Centinaia di tir e sversamenti. Il tutto gestito dai Piattella
Centinaia di episodi di sversamenti e di interramenti documentati grazie alle telecamere e agli appostamenti.
E dietro a tutto questo traffico illecito: una famiglia. I servizi di osservazione - hanno sottlineato dalla Questura di Roma - effettuati grazie al sistema di videosorveglianza, e le intercettazioni telefoniche ed ambientali hanno consentito di delineare, sin dalla fase iniziale delle indagini, che a gestire la discarica abusiva fosse Antonino Piattella, 53 anni che gli inquirenti considerano essere 2l'autentico dominus" dell'intera filiera illecita. Al suo fianco il figlio di 22 anni Riccardo. E' lui che per gli investigatori era il gestore della cava a tutto tondo.

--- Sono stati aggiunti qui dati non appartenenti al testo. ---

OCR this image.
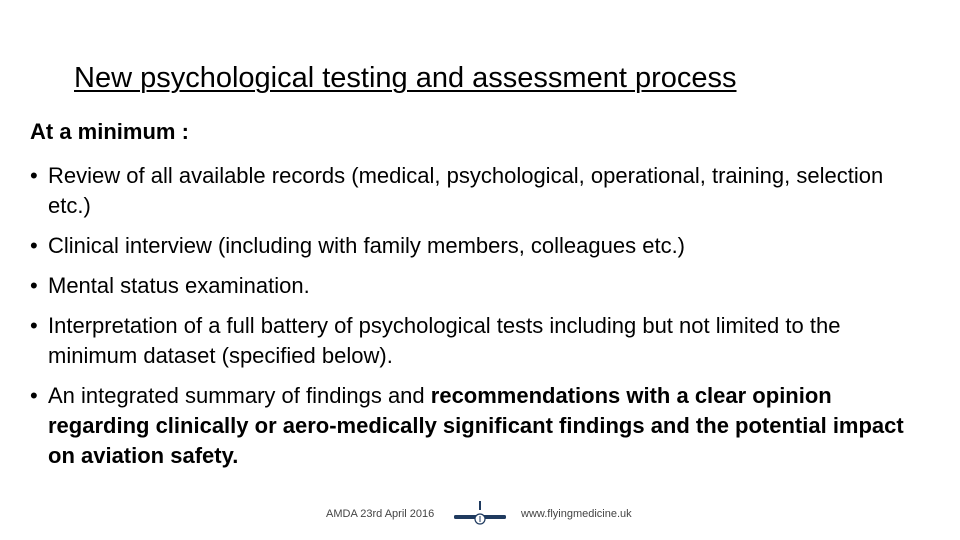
New psychological testing and assessment process

At a minimum :

• Review of all available records (medical, psychological, operational, training, selection etc.)
• Clinical interview (including with family members, colleagues etc.)
• Mental status examination.
• Interpretation of a full battery of psychological tests including but not limited to the minimum dataset (specified below).
• An integrated summary of findings and recommendations with a clear opinion regarding clinically or aero-medically significant findings and the potential impact on aviation safety.
AMDA 23rd April 2016	www.flyingmedicine.uk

Aziende e società multate: i reati e gli illeciti finanziari
«Si tratta di un'indagine su tematiche di estrema complessità e di vitale importanza perché attiene alla salute di tutti e alla sopravvivenza dei nostri territori» ha sottolineato il capo dello Sco - Servizio centrale operativo Alessandro Giuliano durante la conferenza stampa di ieri mattina a Roma. Ma oltre all'aspetto legato all'ambiente, all'inquinamento e alla salute pubblica, l'operazione che ieri ha portato all'esecuzione di 22 ordinanze cautelari, alcune per la detenzione in carcere, altre per obblighi di Pg e per divieti di dimora nei luoghi in cui si sono commessi gli illeciti, ha permesso di contestare una serie di reati anche di natura diversa. Intanto bisogna sottolineare che sono finiti sotto sequestro preventivo beni per circa 15 milioni euro: 9 società, 11 quote societarie, 7 fabbricati destinati a civile abitazione, 8 fabbricati industriali, 7 locali di deposito-magazzino, 37 appezzamenti di terreno, 60 tra autovetture e mezzi pesanti e d'opera aziendali, numerosi rapporti bancari.